Tuesday, 6 December 2011
THE HOLY SPIRIT
'The Holy Spirit's ministry is to take truths about Jesus and make them clear to our minds and real to our hearts - so real that they console and empower and change us at our very center.'
Timothy Keller, The Meaning of Marriage, p.51.
Monday, 5 December 2011
MARRIAGE
'Destructive to marriage is the self-fulfillment ethic that assumes marriage and the family are primarily institutions of personal fulfillment, necessary for us to become "whole" and happy. The assumption is that there is someone just right for us to marry and that it we look closely enough we will find the right person. This moral assumption overlooks a crucial aspect to marriage. It fails to appreciate the fact that we always marry the wrong person.
We never know whom we marry; we just think we do. Or even if we first marry the right person, just give it a while and he or she will change. For marriage, being [the enormous thing it is] means we are not the same person after we have entered it. The primary problem is...learning how to love and care for the stranger to whom you find yourself married.'
Stanley Haurwas in Timothy Keller, The Meaning of Marriage, p.37.
LOVE
'Love anything, and your heart will certainly be wrung and possibly broken. If you want to make sure of keeping it intact, you must give your heart to no one, not even to an animal. Wrap it carefully round with hobbies and little luxuries; avoid all entanglements; lock it up safe in the casket or coffin of your selfishness. But in that casket - safe, dark, motionless, airless - it will change. It will not be broken; it will become unbreakable, impenetrable, irredeemable. The alternative to tragedy, or at least to the risk of tragedy, is damnation.'
CS Lewis in Timothy Keller, The Meaning of Marriage, p.36.
MARRIAGE
'Both men and women today want a marriage in which they can receive emotional and sexual satisfaction from someone who will simply let them "be themselves." They want a spouse who is fun, intellectually stimulating, sexually atrractive, with many common interests, and who, on top of it all, is supportive of their personal goals and of the way they are living now.

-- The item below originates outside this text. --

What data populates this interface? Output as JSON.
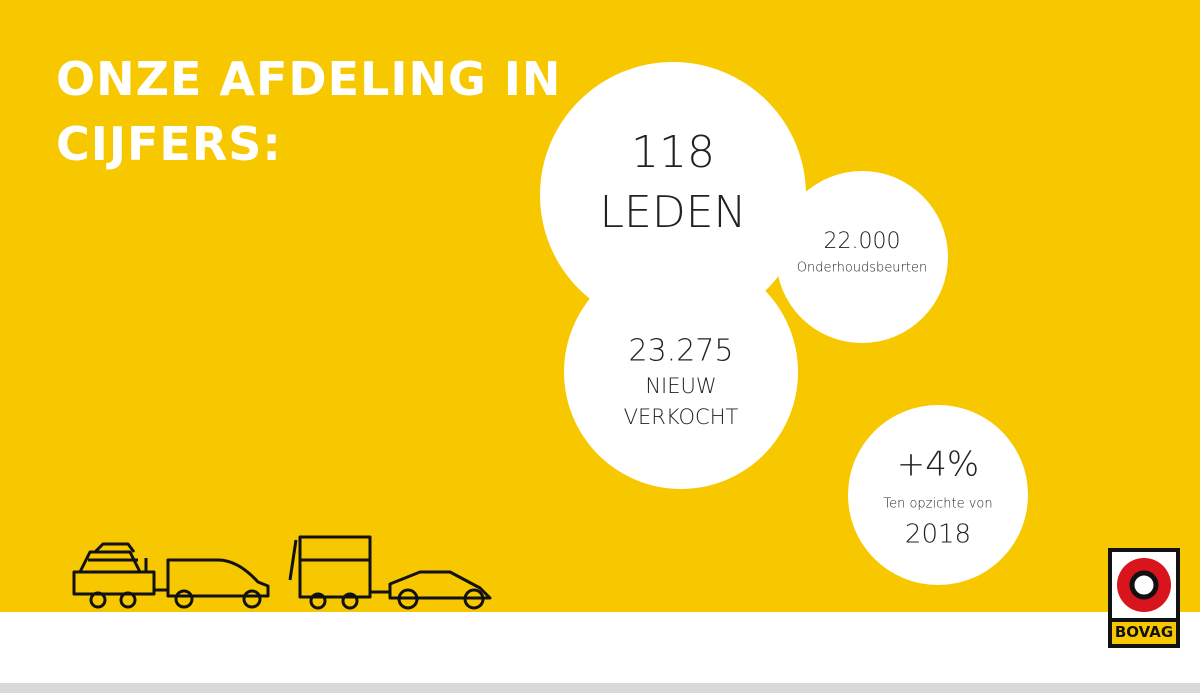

And if your desire is for a spouse who will not demand a lot of change from you, then you are also looking for a spouse who is almost completely pulled together, some very "low maintenance" without much in the way of personal problems. You are looking for someone who will not require or demand significant change. You are searching, therefore, for an ideal person - happy, healthy, interesting, content with life. Never before in history has there been a society filled with people so idealistic in what they are seeking in a spouse.'
Timothy Keller, The Meaning of Marriage: Facing the Complexities of Commitment with the Wisdom of God, p.32.
Timothy Keller, The Meaning of Marriage: Facing the Complexities of Commitment with the Wisdom of God, p.32.
Friday, 2 December 2011
THE BODY
'...the paradox of the body: The body is a temple, but the temple is in ruins. The incarnation of Jesus affirms the body's original goodness. The death of Jesus reminds us of its need for redemption. And the resurrection of Jesus gives us hope for its restoration.'
Matthew Lee Anderson, Earthen Vessels, p.31.
GRACE
'Grace is not a technique.
It is not a magical quality that God dispenses like a candy machine, or the power for self-actualiszation or personal peace and affluence. It is not the lubricant to get the parts inside working properly. And it is not a three-step program for self-improvement. When we treat grace that way, we surrnder to the spirit of our age by fashioning ourselves and our bodies through our own efforts. We don't use grace to shape ourselves - it shapes us into the image of the one who gives it.'
Matthew Lee Anderson, Earthen Vessels, p.27.
THE INCARNATION
'...the impossible union of spheres...'
TS Eliot in Matthew Lee Anderson, Earthen Vessels, p.21.
TS Eliot in Matthew Lee Anderson, Earthen Vessels, p.21.
AN EVANGELICAL
'Anyone who perpetually defines what an evangelical is.'
Matthew Milliner in Matthew Lee Anderson, Earthen Vessels; Why our bodies matter to our faith, p.16.